# SQL- Datenbank 1.PK zu 2.FK



## Zakon (2. Dez 2020)

Hallo,
ich befasse mich gerade mit dem Thema SQL und habe das Problem,dass ich eine Datenbank erstellt habe mit:
Firmen(3)
Mitarbeiter(9)
Produkte(7)

Die Firmen habe ich jewils mit einer Fimren_ID zu den Mitarbeitern verknüpft und die Mitarbeiter mit einer Mitarbeiter_ID zu den Produkten 
ID 1(PK)
Mitarbeiter XYZ

ProduktID 1
Produkt XYZ
Mitarbeiter_ID 1(FK)

Jetzt möchte ich aber, dass mehrere Mitarbeiter an einem Produkt arbeiten.
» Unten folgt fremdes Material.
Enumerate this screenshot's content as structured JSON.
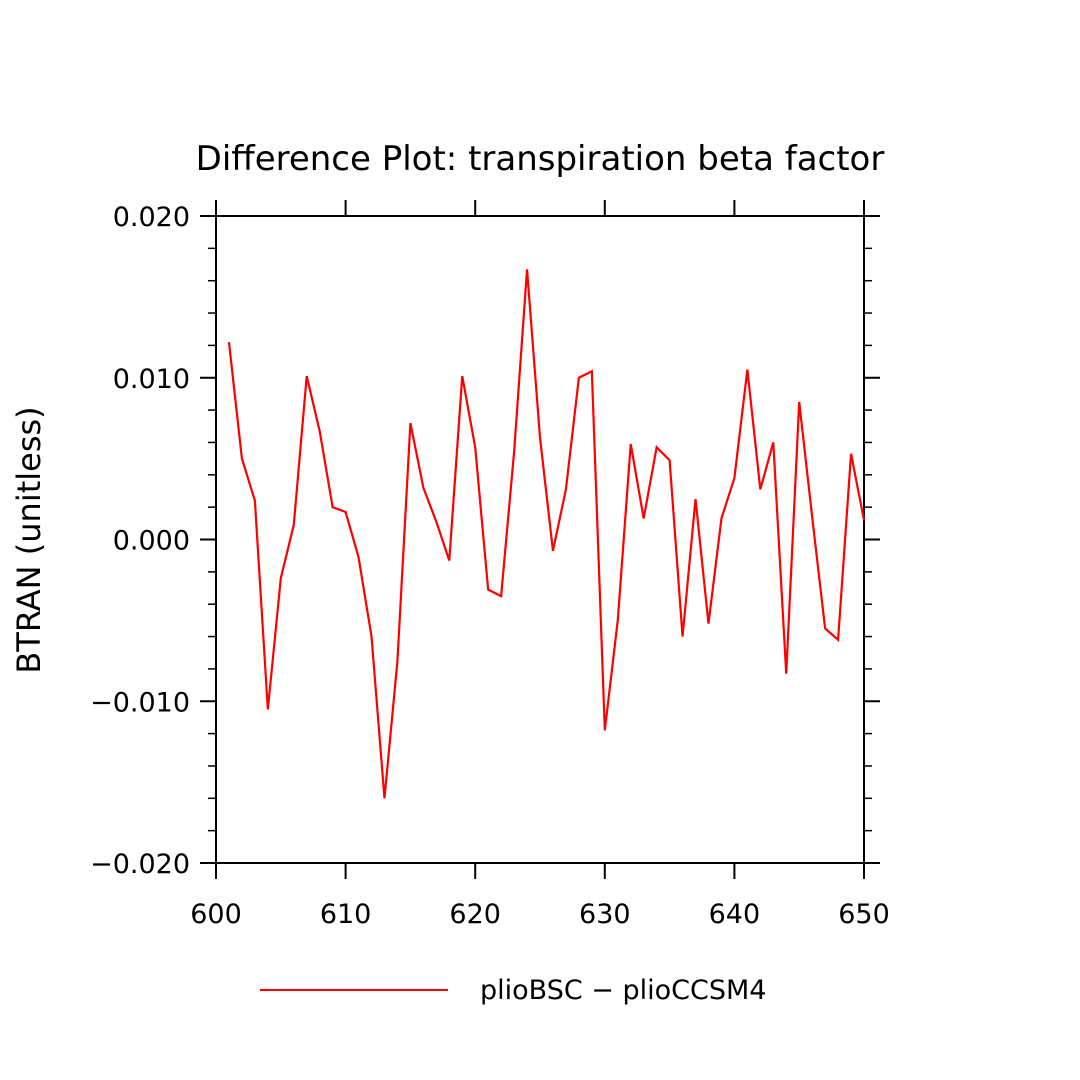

Ist es möglich bei den FK z.B. 1,2 fest zu legen?
Wenn ja?
Danke im Vorraus


----------



## mihe7 (2. Dez 2020)

Zakon hat gesagt.:


> Ist es möglich bei den FK z.B. 1,2 fest zu legen?


Nein.

Du hast hier eine n:m-Beziehung, d. h. einem Mitarbeiter können mehrere Produkte zugeordnet sein und umgekehrt sollen nun einem Produkt mehrere Mitarbeiter zugeordnet sein können. 

Das funktioniert über eine zusätzliche Tabelle, die diese Beziehung darstellt:
MITARBEITER_PRODUKT
------------
Mitarbeiter_ID
Produkt_ID

Die beiden Spalten stellen dann auch den Primary Key dieser Tabelle dar.


----------



## Zakon (2. Dez 2020)

Danke dir  Logisch wenn man mal nachdenkt 😁


----------



## mihe7 (2. Dez 2020)

Noch besser ist es, wenn man vordenkt


----------